The answer for every one of us is yes. Whether we like to admit it or not, from time to time or even much of the time, each of us wears a mask of one kind or another. Sometimes it's a smile when we'd rather not. Sometimes we want to seem knowledgeable when we don't have a clue. Or we want to look strong when in fact we're terrified.
Masks are part of daily life. And in some instances, like playing poker and haggling over the price of something you really want, they are indispensable.
But in your intimate relationships there's a catch. Whenever you choose to screen the truth of who you are behind a mask, you make the judgment that who you are is inadequate, incompetent, inferior, deficient or defective in some way. You actually insist on rejecting yourself, treating yourself as unwanted.
Whenever you express yourself and are met with rejection, ridicule, or any response that devalues who you are, you stand at a crossroads and you have to make a choice. You can either decide that the response is inaccurate and meaningless.
Or you can take the rejection to heart. When you choose the latter, you vote against yourself, agreeing that there is something wrong with you.
In order to protect yourself you decide to change, not by developing better self-awareness or learning to consider the source of such negativity, but by creating a false front, one that you believe will be unconditionally acceptable to others.
Once you decide to relate to the world from behind a mask, you cast your vote with those who have voted against you. You vote against yourself and decide to stay in allegiance with those who do not want you. You twist and turn, making yourself into whatever you believe will gain their favor, so that who you are is thereafter determined by someone else's values, someone else's beliefs and feelings. You become what you imagine someone else thinks you should be and you end up without a self of your own.
And then you wonder why you are so afraid of being found out, why, when people tell you that they like you or love you, you can never believe them.
Living authentically -- living true to yourself -- requires a serious choice to hold your value on your own terms. And it requires conscious intention and practice to move out from behind your masks.
But only then will love be a believable gift.
Only then can you trust that you are loved for who you really are.
Use the following points to remember the enormous value you bring to your relationships and to your own life when you are true to yourself. Then make a commitment to cast off your masks.
1. Masks cover your fear of feeling unacceptable. By dropping your masks, you claim the right to a full emotional range and grow your self-respect.
2. Your masks block any personally meaningful connection. By dropping your masks, you reveal yourself in a manner that creates the way for genuinely intimate relationships.
3. With your masks in place, you remain stuck; Locked up inside. By dropping your masks, you can tap a wide array of previously prohibited imagination and creativity.
4. With masks on, you always feel emotionally hungry and can never be satisfied.

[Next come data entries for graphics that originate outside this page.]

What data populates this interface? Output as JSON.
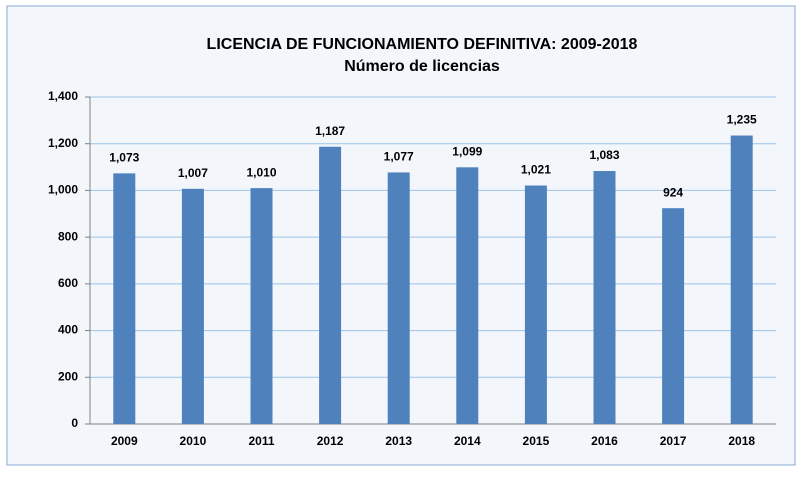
{
  "chart_data": {
    "type": "bar",
    "title": "LICENCIA DE FUNCIONAMIENTO DEFINITIVA: 2009-2018",
    "subtitle": "Número de licencias",
    "categories": [
      "2009",
      "2010",
      "2011",
      "2012",
      "2013",
      "2014",
      "2015",
      "2016",
      "2017",
      "2018"
    ],
    "values": [
      1073,
      1007,
      1010,
      1187,
      1077,
      1099,
      1021,
      1083,
      924,
      1235
    ],
    "value_labels": [
      "1,073",
      "1,007",
      "1,010",
      "1,187",
      "1,077",
      "1,099",
      "1,021",
      "1,083",
      "924",
      "1,235"
    ],
    "color": "#4f81bd",
    "ylim": [
      0,
      1400
    ],
    "yticks": [
      0,
      200,
      400,
      600,
      800,
      {
        "value": 1000,
        "label": "1,000"
      },
      {
        "value": 1200,
        "label": "1,200"
      },
      {
        "value": 1400,
        "label": "1,400"
      }
    ],
    "grid": true
  }
}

By dropping your masks, your basic human need to be recognized, valued, and wanted can be fulfilled.
5. Your masks keep you dedicated to your past, to the original environment that did not welcome you as you. And your masks continually perpetuate the pain you're trying to escape. By dropping your masks, you make the courageous move to leave the past behind, become your own person, and open to a new future.

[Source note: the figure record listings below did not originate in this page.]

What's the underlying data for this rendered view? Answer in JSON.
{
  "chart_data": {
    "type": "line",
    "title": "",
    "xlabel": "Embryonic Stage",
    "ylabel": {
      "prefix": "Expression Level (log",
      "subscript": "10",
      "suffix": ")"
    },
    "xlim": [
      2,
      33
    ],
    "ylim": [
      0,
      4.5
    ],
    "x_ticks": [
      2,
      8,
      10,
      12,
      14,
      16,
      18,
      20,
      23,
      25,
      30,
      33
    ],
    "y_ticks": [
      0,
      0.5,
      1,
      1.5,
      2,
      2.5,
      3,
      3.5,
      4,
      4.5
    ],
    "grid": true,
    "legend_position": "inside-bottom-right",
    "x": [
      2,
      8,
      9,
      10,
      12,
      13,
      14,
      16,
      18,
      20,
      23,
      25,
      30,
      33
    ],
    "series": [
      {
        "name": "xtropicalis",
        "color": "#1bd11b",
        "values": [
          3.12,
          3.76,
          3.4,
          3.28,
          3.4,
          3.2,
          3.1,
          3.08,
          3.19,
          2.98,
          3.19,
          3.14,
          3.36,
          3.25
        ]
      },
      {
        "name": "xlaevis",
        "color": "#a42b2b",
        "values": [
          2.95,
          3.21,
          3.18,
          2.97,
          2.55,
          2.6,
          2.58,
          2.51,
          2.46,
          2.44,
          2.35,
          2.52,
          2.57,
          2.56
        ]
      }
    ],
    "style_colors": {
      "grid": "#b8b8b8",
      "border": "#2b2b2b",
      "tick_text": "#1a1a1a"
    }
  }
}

6. Most important, masks force you into believing the delusion that who you are lacks value. Then you live in the fantasy that others are superior to you. And the real you moves far beyond your reach. By dropping your masks, you set yourself free of self-rejection -- the only real rejection there is -- and make way for living a real and satisfying life.
Having just read this, take a moment and look inside. Are you willing to drop your masks, even just a little at first, and invite people to really know you?
Are you willing to find out how people would actually respond to you? Will you agree that their acceptance would then be more meaningful than any so-called liking they may express for your performance?
And if they don't like you for who you really are, why would you want to be with them?
Life is to be lived. And lived as fully as possible. Real love and real romance require that we come out of hiding.
So take off your masks and come to life -- for the rest of your life.